The peak organisation for GPs in Australia, the Royal Australian College of General Practitioners (RACGP) says New South Wales will be left behind when it comes to patient health and safety if it fails to introduce real time prescription monitoring, a program which is helping save lives in Tasmania and Victoria.
Chair of RACGP NSW Prof Charlotte Hespe has urged parliamentarians to review the successful programs in other states and commit to providing a safer environment for patients.
“We have seen the value of real time prescription monitoring in Tasmania and Victoria, it’s time for doctors, pharmacists and patients to have the opportunity to use a similar system in New South Wales,” Dr Hespe said.
“GPs are on the front line of this crisis and we desperately need a real time tool to help us identify and support patients experiencing addiction to prescription drugs.
“With a state election to be held later this month, patients need to be calling on candidates to keep our communities safer with better monitoring of high risk prescriptions.
Real-time prescription monitoring has been sought in Australia since 1980, when a Royal Commission into drugs recommended its implementation and has since been supported by multiple coronial inquiries.

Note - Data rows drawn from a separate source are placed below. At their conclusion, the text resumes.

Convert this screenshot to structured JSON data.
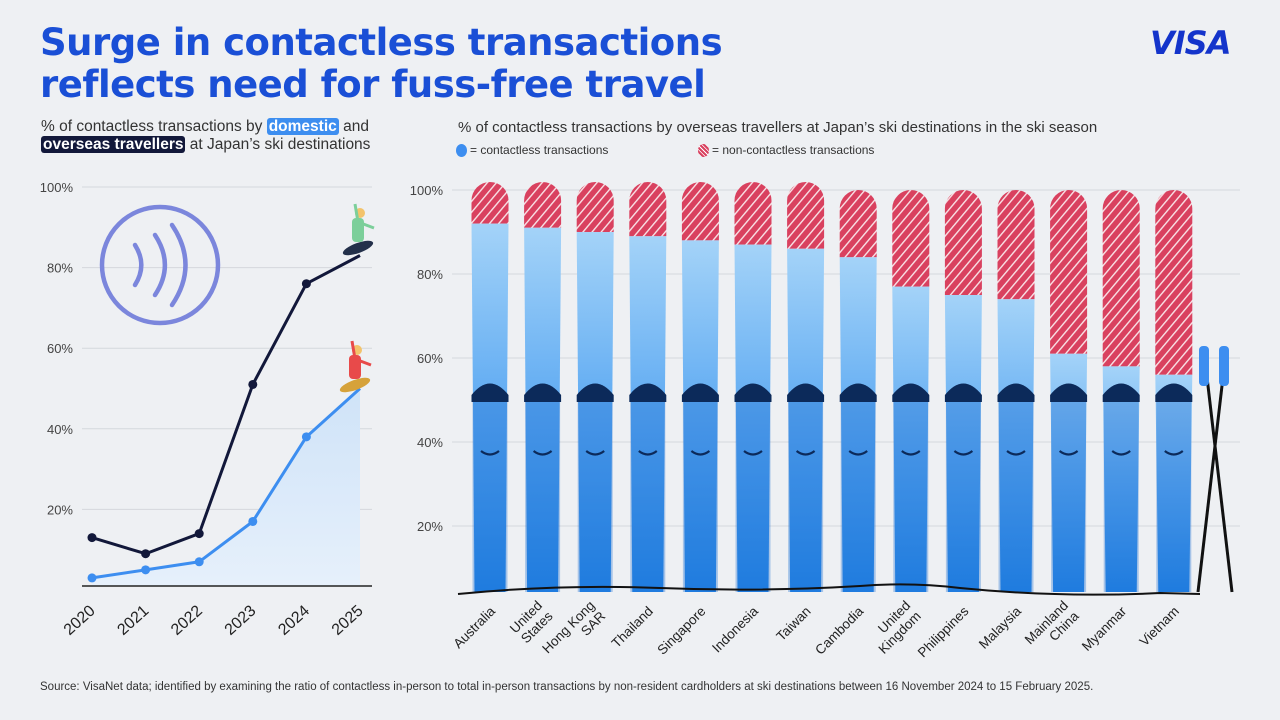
{
  "title_line1": "Surge in contactless transactions",
  "title_line2": "reflects need for fuss-free travel",
  "logo": "VISA",
  "colors": {
    "brand": "#1434cb",
    "domestic": "#3d8ef0",
    "overseas": "#12183a",
    "contactless": "#3d8ef0",
    "non_contactless": "#d9415f"
  },
  "source": "Source: VisaNet data; identified by examining the ratio of contactless in-person to total in-person transactions by non-resident cardholders at ski destinations between 16 November 2024 to 15 February 2025.",
  "chart_data": [
    {
      "type": "line",
      "title_parts": [
        "% of contactless transactions by ",
        "domestic",
        " and ",
        "overseas travellers",
        " at Japan’s ski destinations"
      ],
      "categories": [
        "2020",
        "2021",
        "2022",
        "2023",
        "2024",
        "2025"
      ],
      "series": [
        {
          "name": "domestic",
          "values": [
            3,
            5,
            7,
            17,
            38,
            50
          ]
        },
        {
          "name": "overseas travellers",
          "values": [
            13,
            9,
            14,
            51,
            76,
            83
          ]
        }
      ],
      "yticks": [
        "20%",
        "40%",
        "60%",
        "80%",
        "100%"
      ],
      "ylim": [
        0,
        100
      ],
      "grid": true,
      "icons": [
        "contactless-icon",
        "snowboarder-icon"
      ]
    },
    {
      "type": "bar",
      "stacked": true,
      "title": "% of contactless transactions by overseas travellers at Japan’s ski destinations in the ski season",
      "legend": [
        "= contactless transactions",
        "= non-contactless transactions"
      ],
      "legend_placement": "top-left",
      "categories": [
        "Australia",
        "United States",
        "Hong Kong SAR",
        "Thailand",
        "Singapore",
        "Indonesia",
        "Taiwan",
        "Cambodia",
        "United Kingdom",
        "Philippines",
        "Malaysia",
        "Mainland China",
        "Myanmar",
        "Vietnam"
      ],
      "category_lines": [
        [
          "Australia"
        ],
        [
          "United",
          "States"
        ],
        [
          "Hong Kong",
          "SAR"
        ],
        [
          "Thailand"
        ],
        [
          "Singapore"
        ],
        [
          "Indonesia"
        ],
        [
          "Taiwan"
        ],
        [
          "Cambodia"
        ],
        [
          "United",
          "Kingdom"
        ],
        [
          "Philippines"
        ],
        [
          "Malaysia"
        ],
        [
          "Mainland",
          "China"
        ],
        [
          "Myanmar"
        ],
        [
          "Vietnam"
        ]
      ],
      "series": [
        {
          "name": "contactless transactions",
          "values": [
            92,
            91,
            90,
            89,
            88,
            87,
            86,
            84,
            77,
            75,
            74,
            61,
            58,
            56
          ]
        },
        {
          "name": "non-contactless transactions",
          "values": [
            8,
            9,
            10,
            11,
            12,
            13,
            14,
            16,
            23,
            25,
            26,
            39,
            42,
            44
          ]
        }
      ],
      "yticks": [
        "20%",
        "40%",
        "60%",
        "80%",
        "100%"
      ],
      "ylim": [
        0,
        100
      ],
      "grid": true
    }
  ]
}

“As a GP, knowing if someone is genuinely in need of a prescription or requires assistance for an addiction means I can provide the right care to the right patient,” Dr Hespe said.
“Put simply, we need to see the government take action before more lives are lost.
“If a patient in Tasmania is suffering from an addiction, they are flagged as needing assistance where in New South Wales some of our most vulnerable patients risk slipping through the cracks.”